The Conversation Clear Plus from Sennheiser is a special pair of in-ear headphones. You can make calls and listen to music with them, but that’s not what these hats excel at or aim for. What does it mean specifically? To help you better focus on conversations in difficult situations. This makes the set seem like it has a similar function to a hearing aid, but that’s not quite the case, if we understand Sennheiser correctly.
“This is not a hearing aid,” Sennheiser wrote on its website, with the audio manufacturer stressing that the wireless earbuds are not intended for people with hearing loss. The intended user has no difficulty following conversations at normal volume in quiet situations without assistive devices, and can hear “birds chirping” outside. In short, Sennheiser is targeting Conversation Clear Plus at people with normal hearing who want to effortlessly follow conversations in difficult situations. Think about places with a lot of environmental noise, such as a full bar or a crowded conference, where the noise around you can make conversation a tiring activity.
However, operating these ears is very similar to operating a hearing aid. This is not surprising, considering that Sennheiser’s consumer arm was acquired by Sonova a few years ago. For example, this Swiss group also sells hearing aids under brand names such as Phonak and Unitron, and is the owner of the Dutch hearing care chain Schoonenberg. While the Sennheiser brand name is prominently displayed on the packaging of these earbuds, you’ll find the name of the parent company on the side.
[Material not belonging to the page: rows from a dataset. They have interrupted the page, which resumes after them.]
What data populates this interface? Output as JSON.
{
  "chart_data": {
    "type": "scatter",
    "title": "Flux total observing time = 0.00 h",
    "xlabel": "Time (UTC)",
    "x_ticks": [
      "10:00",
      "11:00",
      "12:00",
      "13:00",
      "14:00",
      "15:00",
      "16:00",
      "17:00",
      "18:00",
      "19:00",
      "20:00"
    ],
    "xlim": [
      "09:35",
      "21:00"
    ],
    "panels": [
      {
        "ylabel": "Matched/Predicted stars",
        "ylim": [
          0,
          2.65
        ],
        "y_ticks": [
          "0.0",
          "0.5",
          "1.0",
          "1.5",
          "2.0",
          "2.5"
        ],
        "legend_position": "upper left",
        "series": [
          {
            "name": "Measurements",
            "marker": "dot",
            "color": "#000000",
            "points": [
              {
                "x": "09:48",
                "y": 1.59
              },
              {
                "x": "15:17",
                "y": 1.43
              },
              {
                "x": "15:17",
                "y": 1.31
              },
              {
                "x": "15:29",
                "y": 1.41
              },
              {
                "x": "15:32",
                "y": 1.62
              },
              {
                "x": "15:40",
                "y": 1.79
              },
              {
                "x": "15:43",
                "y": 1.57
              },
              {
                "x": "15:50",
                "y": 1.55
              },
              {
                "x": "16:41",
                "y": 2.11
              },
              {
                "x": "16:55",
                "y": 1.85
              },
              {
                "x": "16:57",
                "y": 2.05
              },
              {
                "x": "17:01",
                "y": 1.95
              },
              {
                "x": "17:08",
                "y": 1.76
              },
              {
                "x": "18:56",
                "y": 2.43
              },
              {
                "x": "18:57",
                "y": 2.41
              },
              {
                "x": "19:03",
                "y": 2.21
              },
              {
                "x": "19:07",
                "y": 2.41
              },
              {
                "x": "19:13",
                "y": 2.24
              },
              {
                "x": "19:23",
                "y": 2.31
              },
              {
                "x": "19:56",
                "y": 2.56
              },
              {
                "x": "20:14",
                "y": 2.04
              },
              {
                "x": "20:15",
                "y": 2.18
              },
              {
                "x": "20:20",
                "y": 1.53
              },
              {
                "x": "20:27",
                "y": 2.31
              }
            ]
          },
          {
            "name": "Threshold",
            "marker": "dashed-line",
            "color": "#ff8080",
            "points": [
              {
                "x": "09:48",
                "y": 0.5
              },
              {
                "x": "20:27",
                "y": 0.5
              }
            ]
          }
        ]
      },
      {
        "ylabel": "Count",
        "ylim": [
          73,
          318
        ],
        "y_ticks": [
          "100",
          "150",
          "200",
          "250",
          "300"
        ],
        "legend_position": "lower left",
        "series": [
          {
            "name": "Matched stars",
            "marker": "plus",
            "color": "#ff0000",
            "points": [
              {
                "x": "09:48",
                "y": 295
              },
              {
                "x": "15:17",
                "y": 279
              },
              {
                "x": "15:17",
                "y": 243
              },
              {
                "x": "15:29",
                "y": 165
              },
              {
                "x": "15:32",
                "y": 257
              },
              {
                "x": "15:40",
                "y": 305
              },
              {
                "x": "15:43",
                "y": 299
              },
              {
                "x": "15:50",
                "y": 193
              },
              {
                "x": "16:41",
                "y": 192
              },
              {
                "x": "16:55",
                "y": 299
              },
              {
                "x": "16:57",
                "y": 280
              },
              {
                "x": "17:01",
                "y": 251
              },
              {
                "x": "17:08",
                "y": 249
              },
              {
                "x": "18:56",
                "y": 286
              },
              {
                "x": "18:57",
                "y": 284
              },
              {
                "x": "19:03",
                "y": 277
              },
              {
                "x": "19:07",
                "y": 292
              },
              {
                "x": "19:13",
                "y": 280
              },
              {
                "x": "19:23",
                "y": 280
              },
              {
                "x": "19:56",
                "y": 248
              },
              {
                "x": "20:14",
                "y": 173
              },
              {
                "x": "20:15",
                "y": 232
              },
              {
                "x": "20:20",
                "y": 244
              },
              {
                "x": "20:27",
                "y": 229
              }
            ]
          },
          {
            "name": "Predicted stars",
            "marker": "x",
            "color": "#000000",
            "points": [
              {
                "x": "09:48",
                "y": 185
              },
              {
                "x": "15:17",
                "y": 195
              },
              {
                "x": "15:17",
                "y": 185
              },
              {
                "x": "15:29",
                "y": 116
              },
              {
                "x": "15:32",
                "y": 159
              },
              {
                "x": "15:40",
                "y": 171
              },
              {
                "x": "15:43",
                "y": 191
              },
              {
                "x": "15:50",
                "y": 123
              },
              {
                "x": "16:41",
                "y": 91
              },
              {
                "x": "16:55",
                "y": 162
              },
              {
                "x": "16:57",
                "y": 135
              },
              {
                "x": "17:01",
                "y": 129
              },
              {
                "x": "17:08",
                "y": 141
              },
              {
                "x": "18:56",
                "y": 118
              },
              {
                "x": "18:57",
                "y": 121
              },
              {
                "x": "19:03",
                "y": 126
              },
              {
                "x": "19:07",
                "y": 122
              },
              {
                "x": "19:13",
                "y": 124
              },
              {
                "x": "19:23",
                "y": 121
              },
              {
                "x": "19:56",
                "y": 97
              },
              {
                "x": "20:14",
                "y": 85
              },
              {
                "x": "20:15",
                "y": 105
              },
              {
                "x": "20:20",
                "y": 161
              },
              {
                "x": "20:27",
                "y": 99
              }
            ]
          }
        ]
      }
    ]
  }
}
The idea is that Conversation Clear Plus amplifies the sound of the conversations you’re focused on. Sounds that seem almost directly in front of you are amplified more than sounds behind you. At the same time, the ears try to suppress sounds at other frequencies. The big difference with real hearing aids is that they provide greater amplification and are more tailored to the individual user. These can also be more expensive, although this set from Sennheiser isn’t exactly cheap with a recommended retail price of €849. We took the time to check whether these earbuds manage to facilitate conversations in difficult situations and whether they are worth their hefty price tag.
Appearance and wearing comfort
The Conversation Clear Plus may not be a regular set of in-ear headphones, but it consists of a charging case containing two earbuds. The box and hats are great. The charging case for the Apple Airpods Pro fits almost twice as long as the one in Sennheiser’s Conversation Booster. However, the weight of the ears is not too bad; They weigh 5.7 grams each, which is very average. The internal headphones and their charging box are completely black, except for the white Sennheiser logo and gray silicone on the ears. With an IPX4 rating, the earbuds are splash-resistant but not dust-resistant.
In addition to the standard medium silicone installed, a larger and smaller size are also included. The ears are equipped with so-called ear fins, of which three sets are also included. In my experience, thanks to the extra ear fins, the covers stay in place well. This is also the case with moderate-intensity sporting activities. What’s more, the in-ear headphones don’t put too much pressure on your ears, and they’re light enough to walk around without discomfort for hours.
|Specifications of Sennheiser Conversation Clear Plus|
|Recommended retail price||849 euros|
|Supported audio codecs||Aak, sbk|
|Frequency range||20-20,000 Hz|
|Driver format||12mm (diameter)|
|Battery content for each earbud||70 mAh|
|Battery contents in the charging box||500 mAh|
|Weight per earphone||5.7 grams|
|Shipping box weight||55 grams|
|Dimensions for each earbud||27.1 x 18.2 x 20.6 mm|
|Shipping box dimensions||
68 x 66.9 x 32.6 mm
|program||Clear Conversation (iOS and Android)|
Touch and app control
You can squeeze the top half of the earplugs’ stems. Since only the top is compressible, you can’t push the earbuds in or out of your ears. By pressing and holding it for a moment, you can easily switch between the three usage modes. If you press a button, immediate auditory feedback follows. This is good. It is a pity that you cannot adjust the operation of the knobs to your own taste.
You can of course also operate the headphones in-ear via the companion Conversation Clear app. It shows the charging status of the earbuds and is clearly positioned, but it also has some annoying quirks. If you change a setting and then lock your phone, the buds will first revert to the previous setting, only to apply the new setting after about three seconds. Every time you minimize the app and then return it to the screen, the earbuds have to be plugged in again. The same applies if you lock your phone when using the app and then unlock it again later. Sometimes the connection was restored within two seconds, but I also regularly had to wait more than ten seconds. This gets boring very quickly.
Additionally, the app requires you to create a Sennheiser account before you can even use the software. The reason is that the app creates an individual audio profile for you. By linking this to an account, you can connect to it again via the cloud, if, for example, you change smartphones. This would be useful, but it would have been better if Sennheiser had left this option to the user.